The writers misinterpret the relationship between abdominal pain and sincalide infusion. No subject we studied had abdominal pain with a 30-min or 60-min infusion, although 2 subjects had symptoms with a 15-min infusion. Prior data have shown that the incidence of pain with a 3-min sincalide infusion approaches 50% (2). Thus, the incidence of abdominal pain in healthy subjects is seen only with short infusion times. In healthy controls and patients with gallbladder disease, Yap et al. found that none had abdominal pain with a 45-min infusion, including those with low GBEFs (4). This is another important reason to use the slow infusion method—the patients will appreciate it.
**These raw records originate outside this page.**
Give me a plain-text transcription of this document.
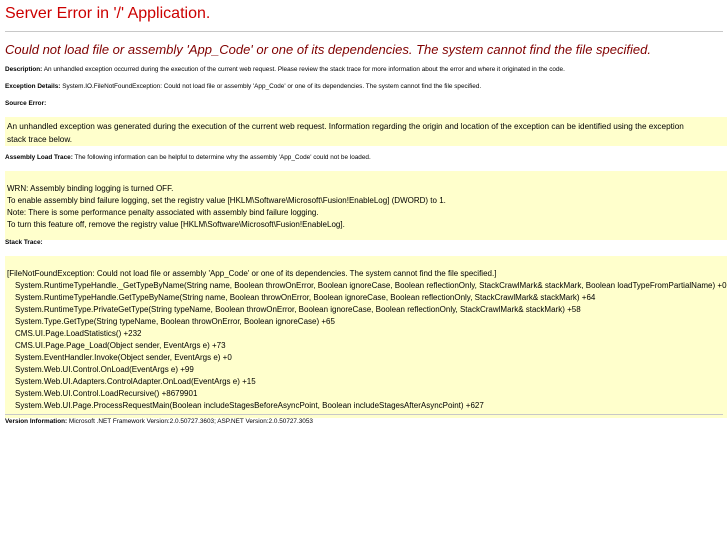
Server Error in '/' Application.
Could not load file or assembly 'App_Code' or one of its dependencies. The system cannot find the file specified.
Description: An unhandled exception occurred during the execution of the current web request. Please review the stack trace for more information about the error and where it originated in the code.
Exception Details: System.IO.FileNotFoundException: Could not load file or assembly 'App_Code' or one of its dependencies. The system cannot find the file specified.
Source Error:
An unhandled exception was generated during the execution of the current web request. Information regarding the origin and location of the exception can be identified using the exception stack trace below.
Assembly Load Trace: The following information can be helpful to determine why the assembly 'App_Code' could not be loaded.
WRN: Assembly binding logging is turned OFF.
To enable assembly bind failure logging, set the registry value [HKLM\Software\Microsoft\Fusion!EnableLog] (DWORD) to 1.
Note: There is some performance penalty associated with assembly bind failure logging.
To turn this feature off, remove the registry value [HKLM\Software\Microsoft\Fusion!EnableLog].
Stack Trace:
[FileNotFoundException: Could not load file or assembly 'App_Code' or one of its dependencies. The system cannot find the file specified.]
System.RuntimeTypeHandle._GetTypeByName(String name, Boolean throwOnError, Boolean ignoreCase, Boolean reflectionOnly, StackCrawlMark& stackMark, Boolean loadTypeFromPartialName) +0
System.RuntimeTypeHandle.GetTypeByName(String name, Boolean throwOnError, Boolean ignoreCase, Boolean reflectionOnly, StackCrawlMark& stackMark) +64
System.RuntimeType.PrivateGetType(String typeName, Boolean throwOnError, Boolean ignoreCase, Boolean reflectionOnly, StackCrawlMark& stackMark) +58
System.Type.GetType(String typeName, Boolean throwOnError, Boolean ignoreCase) +65
CMS.UI.Page.LoadStatistics() +232
CMS.UI.Page.Page_Load(Object sender, EventArgs e) +73
System.EventHandler.Invoke(Object sender, EventArgs e) +0
System.Web.UI.Control.OnLoad(EventArgs e) +99
System.Web.UI.Adapters.ControlAdapter.OnLoad(EventArgs e) +15
System.Web.UI.Control.LoadRecursive() +8679901
System.Web.UI.Page.ProcessRequestMain(Boolean includeStagesBeforeAsyncPoint, Boolean includeStagesAfterAsyncPoint) +627
Version Information: Microsoft .NET Framework Version:2.0.50727.3603; ASP.NET Version:2.0.50727.3053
Referring clinicians have had 2 concerns about the use of sincalide cholescintigraphy to diagnose chronic acalculous gallbladder disease: the first is the lack of sufficient evidence-based data proving the diagnostic utility of the GBEF, and the second is the lack of standardization of the infusion methodology (9,10). We strongly recommend general acceptance of the 60-min infusion method as the standard and that this methodology and these reference values become the standard. We hope that a prospective multicenter investigation will be initiated using this methodology with the expectation that it will confirm the utility of sincalide cholescintigraphy for selecting candidates for cholecystectomy.